Die Liebesgrüße aus dem marokkanischen Teamquartier erwiderte Kylian Mbappé noch in der Nacht. Mit drei roten Herzen reagierte der Starspieler der Équipe Tricolore bei Twitter auf die «Wir sehen uns bald»-Nachricht seines Freundes Achraf Hakimi.
Das WM-Halbfinale zwischen Weltmeister Frankreich und der Sensationsauswahl Marokkos am Mittwoch (20.00 Uhr MEZ) wird sehr besonders – nicht nur wegen der Internetherzen der beiden Teamkollegen des von WM-Gastgeber Katar alimentierten Glitzerclubs Paris Saint-Germain.
Frankreichs Coach lobt Marokko
«Wir reden schon über Marokko anstatt über England?», fragte Frankreichs Nationaltrainer Didier Deschamps im Al-Bait Stadion nach dem etwas glücklichen 2:1-Viertelfinalsieg gegen die Briten verwundert. Es war die erste Frage der obligatorischen Pressekonferenz, während der Spieler und Trainer meist den Eindruck machen, lieber schnell die Reise über die Wüstenautobahnen ins Hotel antreten zu wollen. Aber Deschamps nahm sich Zeit.
«Es gibt nicht viele, die behaupten können, dass sie Marokko im Halbfinale erwartet hätten», sagte der Weltmeister von 1998. «Sie verdienen es, da zu stehen, wo sie stehen.» Währenddessen zogen in Frankreich Tausende jubelnde Marokkaner durch die Straßen, auf dem Pariser Prachtboulevard Champs-Élysées «in Trance», wie die Fachzeitung L’Équipe schrieb. Ein Großteil Marokkos war bis Mitte der 1990er-Jahre französisches Protektorat – in Frankreich leben Hunderttausende Marokkaner.
«Es ist ein historischer Moment für sie», antwortete Deschamps, als sich auch die zweite Frage nicht um die geschlagenen Three Lions, sondern um die marokkanischen Löwen vom Atlas drehte. Gesehen habe er bislang nur die erste Halbzeit des 1:0 gegen Portugal.

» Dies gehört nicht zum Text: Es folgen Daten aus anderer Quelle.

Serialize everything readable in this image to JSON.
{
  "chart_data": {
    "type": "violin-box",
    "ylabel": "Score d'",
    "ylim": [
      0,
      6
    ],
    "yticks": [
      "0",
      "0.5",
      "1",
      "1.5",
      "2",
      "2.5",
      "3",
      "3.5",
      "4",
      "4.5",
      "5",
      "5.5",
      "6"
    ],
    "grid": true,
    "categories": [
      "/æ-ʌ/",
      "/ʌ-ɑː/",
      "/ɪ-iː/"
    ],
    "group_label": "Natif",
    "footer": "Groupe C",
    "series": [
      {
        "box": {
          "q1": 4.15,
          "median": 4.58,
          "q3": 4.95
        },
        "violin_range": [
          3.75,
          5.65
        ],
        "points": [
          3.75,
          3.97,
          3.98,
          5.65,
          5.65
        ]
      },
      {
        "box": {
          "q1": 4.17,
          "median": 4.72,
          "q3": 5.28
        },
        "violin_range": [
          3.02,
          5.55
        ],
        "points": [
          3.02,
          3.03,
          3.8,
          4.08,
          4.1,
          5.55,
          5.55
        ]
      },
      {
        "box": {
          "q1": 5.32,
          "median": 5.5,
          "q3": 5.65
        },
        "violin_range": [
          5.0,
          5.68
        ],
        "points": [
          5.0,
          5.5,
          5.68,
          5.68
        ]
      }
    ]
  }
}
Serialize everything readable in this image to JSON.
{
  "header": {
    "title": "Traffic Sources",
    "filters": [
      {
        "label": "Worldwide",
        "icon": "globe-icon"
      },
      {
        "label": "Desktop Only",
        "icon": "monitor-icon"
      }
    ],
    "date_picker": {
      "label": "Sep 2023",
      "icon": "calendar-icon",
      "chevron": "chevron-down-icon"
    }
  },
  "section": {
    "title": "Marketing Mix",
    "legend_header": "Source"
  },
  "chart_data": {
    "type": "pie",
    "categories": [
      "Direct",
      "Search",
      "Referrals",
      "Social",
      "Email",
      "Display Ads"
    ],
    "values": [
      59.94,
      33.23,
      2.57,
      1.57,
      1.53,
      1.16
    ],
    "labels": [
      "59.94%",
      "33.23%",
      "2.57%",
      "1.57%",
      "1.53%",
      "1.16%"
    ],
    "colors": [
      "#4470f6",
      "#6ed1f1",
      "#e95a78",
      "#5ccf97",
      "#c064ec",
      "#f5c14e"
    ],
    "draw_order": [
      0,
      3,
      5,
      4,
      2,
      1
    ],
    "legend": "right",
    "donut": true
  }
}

Und als zum Schluss des Fragespielchens die tiefen Spuren der großen brasilianischen Mannschaften von 1958 und 1962 aufkamen, sagte Deschamps lächelnd und anscheinend dankbar das, was Fußballtrainer gerne sagen. «Wir müssen uns zuerst auf Mittwoch fokussieren», sagte der 54-Jährige, das nächste Spiele eben, den «nächsten wichtigen Schritt». Als erster Weltmeister seit Brasilien vor 60 Jahren den Titel zum zweiten Mal in Folge gewinnen, das ist auch für Mbappé «der absolute Traum». Die Chance in Katar scheint riesig. Zum Halbfinale wird Staatspräsident Emmanuel Macron erwartet.
Giroud denkt an 2018
«Das erinnert mich an die Mentalität und die Hingabe von 2018. Diese Gruppe verdient es, wieder so weit zu kommen», sagte Olivier Giroud, der mit seinem Tor zum Endstand den Weg geebnet hatte. Aurélien Tchouaméni hatte Frankreich in Führung gebracht, England Kapitän Harry Kane per Strafstoß den Ausgleich erzielt. Weil der Brite einen zweiten Foulelfmeter in die Zuschauerränge der Wüstenzelt-Arena jagte, gingen die Bilder des lachenden Mbappé und der feiernden Franzosen um die Fußball-Welt.
«Es wurde gesungen und getanzt in der Kabine. Der Verbandspräsident Noël Le Graët kam, Lilian Thuram und Claude Makélélé. Es ist wunderbar, diese Gefühle in der Umkleide zu sehen», berichtete Giroud. Schon vor vier Jahren in Russland hatte der 36-Jährige zu den Stammspielern gezählt, aber nicht einmal aufs Tor geschossen und demzufolge auch kein Tor erzielt. In Katar steht Giroud bei vier Treffern.
«Wir haben die Qualität im Team, aber du brauchst auch die richtige Einstellung. Vielleicht haben wir auch ein bisschen Glück gehabt. Wir genießen das jetzt erstmal», sagte Deschamps. Und dann wartet Marokko.